Andy Haldane compared financial forecasts to the famously inaccurate forecast by the BBC weatherman, ahead of the UK’s great storm of 1987, the BBC reports.
He said the profession was “to some degree in crisis” following the 2008-09 crash and the Brexit vote.
The Bank denies claims it gave gloomy forecasts to support the Remain side.
Mr Haldane was speaking to an audience at the Institute for Government in London on Thursday, when he made the comparison between economists and weather forecasters.
He said economic models had been “rather narrow and rather fragile” which were “fine as long as the going was good” but when the world was “tipped upside down” by the 2008-09 crisis, they had failed to cope.
“Turns out, that was a massive oversight,” he said.
“Could we find a way out of the trap? Of course we could. Let’s go back to a different crisis, which is the crisis, not in economic forecasting but in weather forecasting, that resulted from the 1987 storm.
“Remember that? Michael Fish getting up: ‘There’s no hurricane coming but it will be very windy in Spain.’ Very similar to the sort of reports central banks – naming no names – issued pre-crisis, ‘There is no hurricane coming but it might be very windy in the sub-prime sector.’

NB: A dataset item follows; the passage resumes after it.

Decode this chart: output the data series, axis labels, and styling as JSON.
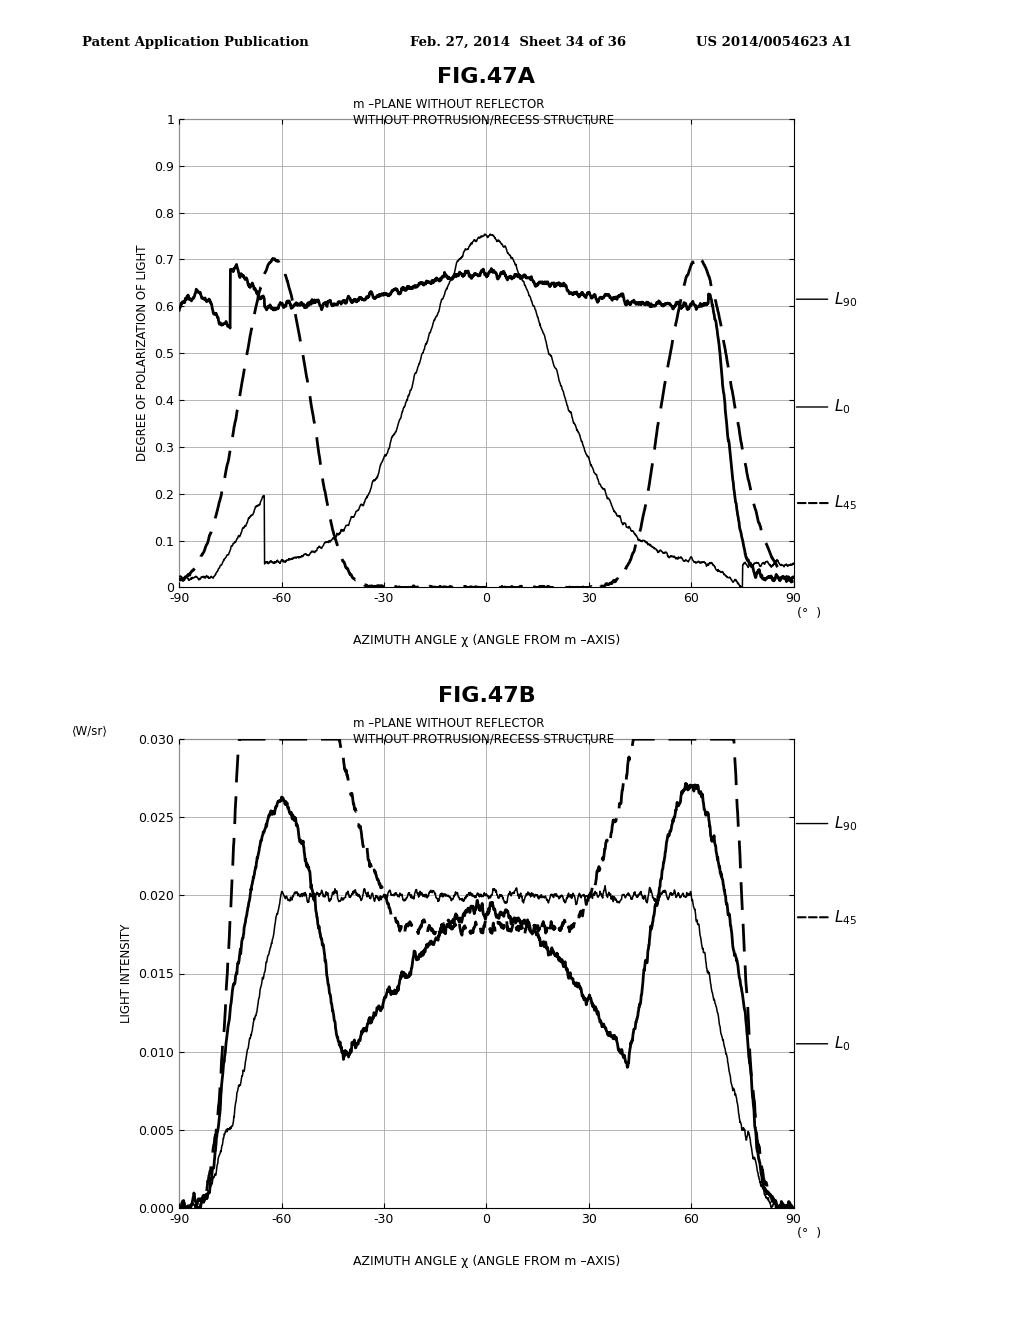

“Look at how weather forecasting has changed itself in the period since. Actually there has been a dramatic improvement in our capacity to forecast the weather… a revolution in weather forecasting.
“Much more data is being thrown at the problem and that has brought about a transformation. And some of the self same could be true if we move from weather forecasting to economic.”
On being asked whether there had been the economic “hurricane” forecast after the Brexit vote, Mr Haldane quipped: “It’s been very windy in Spain.”
But he told the audience at the Institute for Government: “It’s true, again, fair cop. We had foreseen a sharper slowdown in the economy than has happened, in common with almost every other mainstream macro-forecaster.”
Before the Brexit vote, the Bank of England had warned that leaving the EU would trigger a recession, lead to higher unemployment, a “sharp” fall in the value of the pound and a jump in inflation.
Since the referendum, the UK economy has so far not performed as predicted, with GDP growth at a better-than-expected 0.6 per cent between July and September.
However, the value of the pound has fallen about 17 per cent since Britain voted to leave on 23 June.
Mr Haldane said the latest set of growth figures were a “thoroughly good thing”, putting them down to consumer confidence and the housing market. He said it was “almost as though the referendum had not taken place” and that people’s spending power had not been “materially dented” in 2016.
But he added there were “reasonable grounds” for thinking 2017 might be a “somewhat more difficult year” for the consumer as the fall in the exchange rate began to affect prices. But he said there was “nothing inevitable” about that – it was just a “best guess”.
In 2012, on the 25th anniversary of his infamous broadcast, Mr Fish recalled: “The computer is the thing that did the forecast but… it was unfortunate that the computer lacked a huge amount of data from the area the storm was developing – but of course we didn’t have the mega-computers that we have now.”